Parecia que a qualquer momento meu corpo poderia cair e se espatifar no chão de terra — e tudo isso graças a comitiva real da Princesa de Aradaik, que chegava a Mylathow para uma temporada de “descanso”. Entretanto sua dama de companhia — e melhor amiga, eu mesma — sabia o verdadeiro motivo para que a princesa de repente decidisse visitar o reino vizinho. Estava ali atrás do amor verdadeiro! Poderia até ser clichê, se a Princesa Makenna fosse uma pessoa romântica e melosa, mas ainda sim procurava seu tal parceiro para realizar um de seus sonhos, e uma obrigação na sua família: ter um filho.

Seus pais prezam muito o laço que o povo de Aradaik possuía ao nascer e, quando Makenna teve um sonho onde mostrava que seu parceiro estava em Mylathow, a incentivaram, e insistiram, a vir até aqui.

Para ser sincera, acho que ela só tem esse sonho de casar e blá blá blá depois de tanto ouvir "você precisa se casar, ter filhos e continuar com a linhagem da família." Mas nunca falei isso em voz alto, claro, não na frente da família real, só para minha amiga.

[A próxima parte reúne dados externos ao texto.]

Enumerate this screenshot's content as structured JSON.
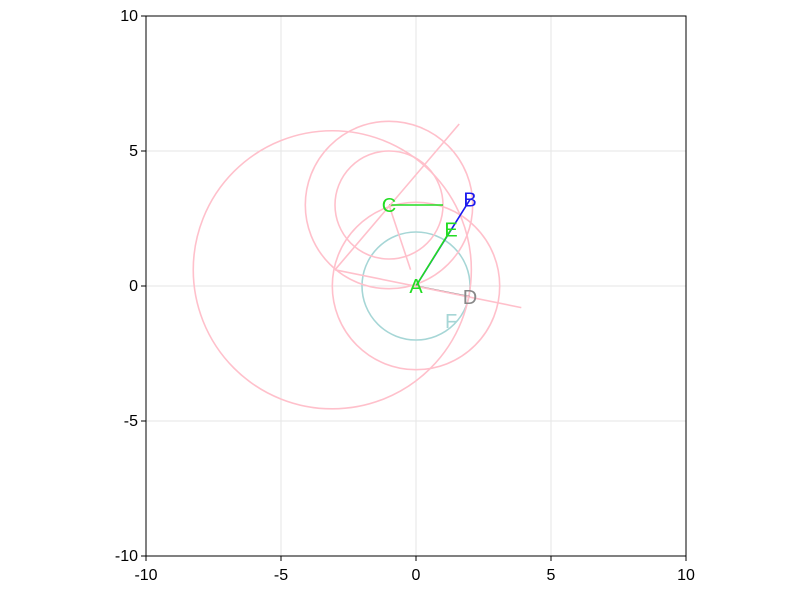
{
  "chart_data": {
    "type": "scatter",
    "title": "",
    "xlabel": "",
    "ylabel": "",
    "xlim": [
      -10,
      10
    ],
    "ylim": [
      -10,
      10
    ],
    "grid": true,
    "x_ticks": [
      -10,
      -5,
      0,
      5,
      10
    ],
    "y_ticks": [
      -10,
      -5,
      0,
      5,
      10
    ],
    "x_tick_labels": [
      "-10",
      "-5",
      "0",
      "5",
      "10"
    ],
    "y_tick_labels": [
      "-10",
      "-5",
      "0",
      "5",
      "10"
    ],
    "points": [
      {
        "label": "A",
        "x": 0,
        "y": 0,
        "color": "#22dd22"
      },
      {
        "label": "B",
        "x": 2,
        "y": 3.2,
        "color": "#1a1aee"
      },
      {
        "label": "C",
        "x": -1,
        "y": 3,
        "color": "#22dd22"
      },
      {
        "label": "D",
        "x": 2,
        "y": -0.4,
        "color": "#888888"
      },
      {
        "label": "E",
        "x": 1.3,
        "y": 2.1,
        "color": "#22dd22"
      },
      {
        "label": "F",
        "x": 1.3,
        "y": -1.3,
        "color": "#a6d6d6"
      }
    ],
    "segments": [
      {
        "x1": 0,
        "y1": 0,
        "x2": 2,
        "y2": 3.2,
        "color": "#1a1aee"
      },
      {
        "x1": 0,
        "y1": 0,
        "x2": 1.3,
        "y2": 2.1,
        "color": "#22dd22"
      },
      {
        "x1": -1,
        "y1": 3,
        "x2": 1,
        "y2": 3,
        "color": "#22dd22"
      },
      {
        "x1": 0,
        "y1": 0,
        "x2": 2,
        "y2": -0.4,
        "color": "#888888"
      },
      {
        "x1": -3,
        "y1": 0.6,
        "x2": 1.6,
        "y2": 6,
        "color": "#ffc0cb"
      },
      {
        "x1": -3,
        "y1": 0.6,
        "x2": 3.9,
        "y2": -0.8,
        "color": "#ffc0cb"
      },
      {
        "x1": -1,
        "y1": 3,
        "x2": -0.2,
        "y2": 0.6,
        "color": "#ffc0cb"
      }
    ],
    "circles": [
      {
        "cx": 0,
        "cy": 0,
        "r": 2,
        "color": "#a6d6d6"
      },
      {
        "cx": 0,
        "cy": 0,
        "r": 3.1,
        "color": "#ffc0cb"
      },
      {
        "cx": -1,
        "cy": 3,
        "r": 2,
        "color": "#ffc0cb"
      },
      {
        "cx": -1,
        "cy": 3,
        "r": 3.1,
        "color": "#ffc0cb"
      },
      {
        "cx": -3.1,
        "cy": 0.6,
        "r": 5.15,
        "color": "#ffc0cb"
      }
    ]
  }
}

Todas as mulheres, que têm o sangue original de Aradaik correndo nas veias, tinha alguém especial que nasceu para ser seu. Enquanto não se encontrassem, as mulheres não engravidavam de mais ninguém. Bastava achar seu parceiro. O que para algumas não era tão simples assim. Poderiam se apaixonar por outro alguém, mas talvez não seria tão intenso como com seu parceiro.

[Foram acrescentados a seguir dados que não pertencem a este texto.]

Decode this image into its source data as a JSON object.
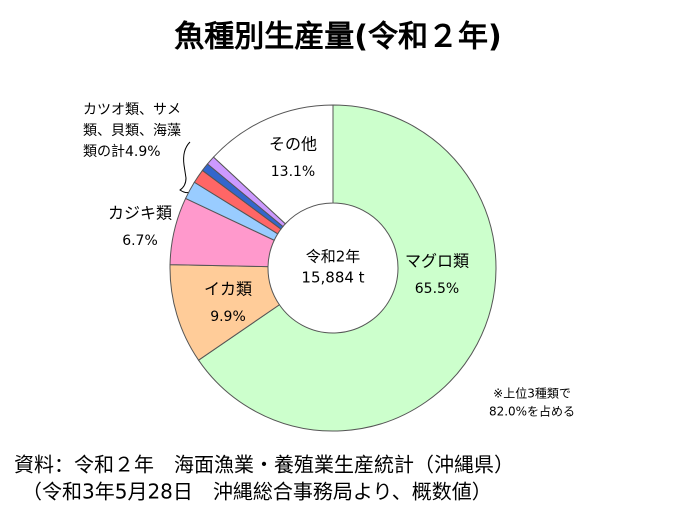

Eu estou aqui como companhia, já que aos dez anos de idade fui encarregada de sempre ficar ao seu lado em basicamente tudo! Até quando Makenna estivesse procurando alguém para dividir a cama por uma noite em alguma festividade, ou pelos corredores, para dançar e beber. E eu, na maioria das vezes, compartilhava do mesmo desejo, não era a toa que nos dávamos tão bem. As mulheres de Aradaik tinham um certo desejo e prazer insaciáveis.

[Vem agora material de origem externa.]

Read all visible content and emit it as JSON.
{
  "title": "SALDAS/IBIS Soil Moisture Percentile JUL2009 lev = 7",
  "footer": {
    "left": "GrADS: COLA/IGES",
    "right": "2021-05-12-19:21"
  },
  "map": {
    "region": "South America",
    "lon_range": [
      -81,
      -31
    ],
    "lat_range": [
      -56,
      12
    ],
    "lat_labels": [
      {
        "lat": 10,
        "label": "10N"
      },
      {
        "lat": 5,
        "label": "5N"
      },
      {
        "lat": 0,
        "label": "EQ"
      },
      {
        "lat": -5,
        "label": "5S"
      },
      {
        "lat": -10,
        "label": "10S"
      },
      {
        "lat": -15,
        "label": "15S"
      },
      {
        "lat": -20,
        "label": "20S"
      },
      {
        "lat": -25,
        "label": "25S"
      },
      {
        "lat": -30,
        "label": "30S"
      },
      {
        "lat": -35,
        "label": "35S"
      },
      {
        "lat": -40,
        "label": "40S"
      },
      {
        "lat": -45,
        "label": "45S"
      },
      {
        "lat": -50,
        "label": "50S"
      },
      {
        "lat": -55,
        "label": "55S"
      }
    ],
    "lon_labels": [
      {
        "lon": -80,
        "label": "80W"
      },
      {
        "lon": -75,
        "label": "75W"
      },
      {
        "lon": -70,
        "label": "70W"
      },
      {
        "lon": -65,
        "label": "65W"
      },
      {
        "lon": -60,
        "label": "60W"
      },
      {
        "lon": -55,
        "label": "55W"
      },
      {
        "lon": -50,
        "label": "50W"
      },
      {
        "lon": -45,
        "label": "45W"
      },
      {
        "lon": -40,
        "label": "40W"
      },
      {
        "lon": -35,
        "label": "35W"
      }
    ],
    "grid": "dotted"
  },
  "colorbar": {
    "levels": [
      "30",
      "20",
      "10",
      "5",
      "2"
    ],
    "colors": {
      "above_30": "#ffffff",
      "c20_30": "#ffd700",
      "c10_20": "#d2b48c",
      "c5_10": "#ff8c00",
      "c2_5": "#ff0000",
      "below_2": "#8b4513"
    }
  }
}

E mesmo que eu não fosse originalmente de Aradaik, já que sangue de curandeiros de Phyzank corriam em minhas veias, a princesa tinha conseguido me “corromper” para essa vida.

Brincadeira, nos corrompemos juntas.

— Será que terei que ordenar-la a colocar um sorriso no rosto, Allyria?

Virei a cabeça para meu lado direito, podendo assim observar a princesa montada em um cavalo de pelagem preta como a escuridão, completamente diferente do meu que tinha pelos brancos e dos cavalos dos quinze guardas atrás de nós com pelagem amarronzada. Makenna me olhava com uma sobrancelha arqueada e voltou a falar sem esperar uma resposta:

— Você está com uma expressão horrível no rosto, parece que quer matar alguém. Assim assustará as pessoas.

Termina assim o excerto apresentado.